Capítulo aparte en la nómina de escándalos merece el maestro de Calandra, si bien éstos no responden a contenidos sexuales, sino ideológicos, eclesiásticos o escatológicos. Las primeras proyecciones de Un perro andaluz en Francia provocaron desmayos, vómitos, más de treinta denuncias a la comisaría y hasta un aborto. Escenas similares se vivieron el año pasado en salas españolas durante diversas proyecciones de La pianista, de Michael Haneke. Algunos nunca podrán olvidarán el momento en que Isabelle Huppert se automutila el órgano sexual.

Bombas fumígenas
Pero volviendo a Buñuel, hace setenta años la proyección en el Studio 28 de París de La edad de oro también provocó diversos incidentes. Luis Buñel los recordaba con pánico: "Una noche fueron cien o doscientos tipos de ultraderecha y tomaron por asalto la sala. Llevaban hachas y bombas fumígenas. Destruyeron las butacas y desagarraron con cuchillos un dalí, un tanguy y otros cuadros del vestíbulo". Si bien la mayor controversia en torno a un filme de Buñuel fue la originada a partir del triunfo de Viridiana en Cannes, particularmente por la escena de los mendigos emulando la última cena. La película topó con la Iglesia y provocó un escándalo que terminó con la destitución del Director de Cinematografía español. Sin embargo, su escándalo procuró al filme una publicidad impagable, casi tanto como la que ha generado al reciente filme mexicano El crimen del padre Amaro, cuya ruidosa polémica se ha comparado hasta la saciedad con el caso de Viridiana acontecido hace ya más de cuarenta años. Y es que la Iglesia siempre se ha enfrentado al cine como uno de sus principales censores. Las condenas a La última tentación de Cristo, de Martin Scorsese -en la que Jesucristo se acuesta con María de Magdala-, surgieron de cruzadas cristianas, de bautistas, ortodoxos, protestantes evangélicos, de la Conferencia Episcopal de EEUU, de círculos feministas y hasta de Teresa de Calcuta.

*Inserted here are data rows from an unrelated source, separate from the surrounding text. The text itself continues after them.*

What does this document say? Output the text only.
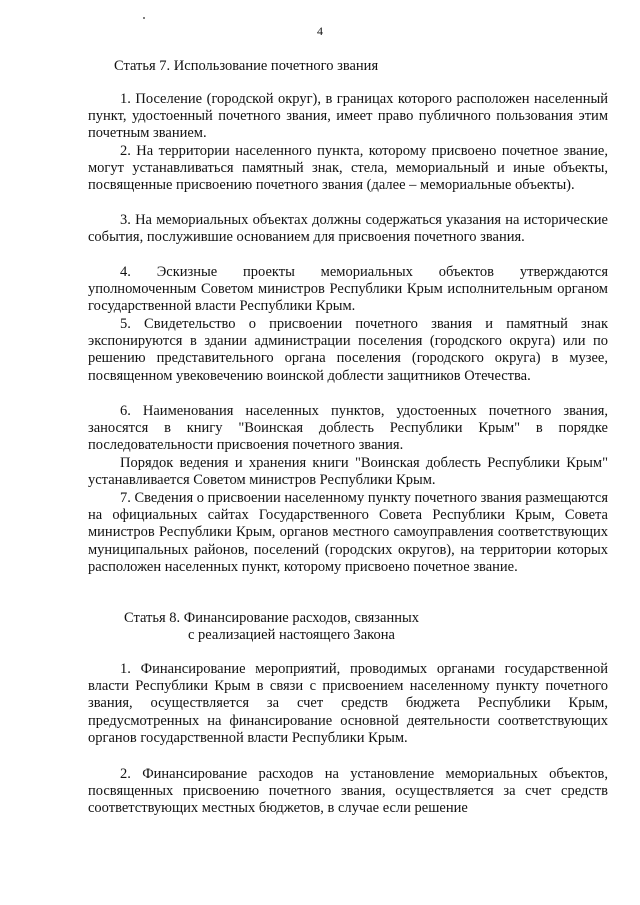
4
Статья 7. Использование почетного звания
1. Поселение (городской округ), в границах которого расположен населенный пункт, удостоенный почетного звания, имеет право публичного пользования этим почетным званием.
2. На территории населенного пункта, которому присвоено почетное звание, могут устанавливаться памятный знак, стела, мемориальный и иные объекты, посвященные присвоению почетного звания (далее – мемориальные объекты).
3. На мемориальных объектах должны содержаться указания на исторические события, послужившие основанием для присвоения почетного звания.
4. Эскизные проекты мемориальных объектов утверждаются уполномоченным Советом министров Республики Крым исполнительным органом государственной власти Республики Крым.
5. Свидетельство о присвоении почетного звания и памятный знак экспонируются в здании администрации поселения (городского округа) или по решению представительного органа поселения (городского округа) в музее, посвященном увековечению воинской доблести защитников Отечества.
6. Наименования населенных пунктов, удостоенных почетного звания, заносятся в книгу "Воинская доблесть Республики Крым" в порядке последовательности присвоения почетного звания.
Порядок ведения и хранения книги "Воинская доблесть Республики Крым" устанавливается Советом министров Республики Крым.
7. Сведения о присвоении населенному пункту почетного звания размещаются на официальных сайтах Государственного Совета Республики Крым, Совета министров Республики Крым, органов местного самоуправления соответствующих муниципальных районов, поселений (городских округов), на территории которых расположен населенных пункт, которому присвоено почетное звание.
Статья 8. Финансирование расходов, связанных
с реализацией настоящего Закона
1. Финансирование мероприятий, проводимых органами государственной власти Республики Крым в связи с присвоением населенному пункту почетного звания, осуществляется за счет средств бюджета Республики Крым, предусмотренных на финансирование основной деятельности соответствующих органов государственной власти Республики Крым.
2. Финансирование расходов на установление мемориальных объектов, посвященных присвоению почетного звания, осуществляется за счет средств соответствующих местных бюджетов, в случае если решение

Pero posiblemente el caso más extremo de escándalo fue el protagonizado por La naranja mecánica (1972), de Stanley Kubrick, que hasta hace dos años no se pudo estrenar en Inglaterra. En su personal interpretación de la novela de Anthony Burgess, Kubrick jugaba a todos los palos: hiperviolencia, sexo en grupo, violaciones, delincuencia, postnazismo, etc. El genial cineasta proyectó el tipo de violencia que imaginaba para el futuro. Treinta años después, el "tratamiento Ludovico" es una de las metáforas más certeras sobre los telespectadores de nuestros días.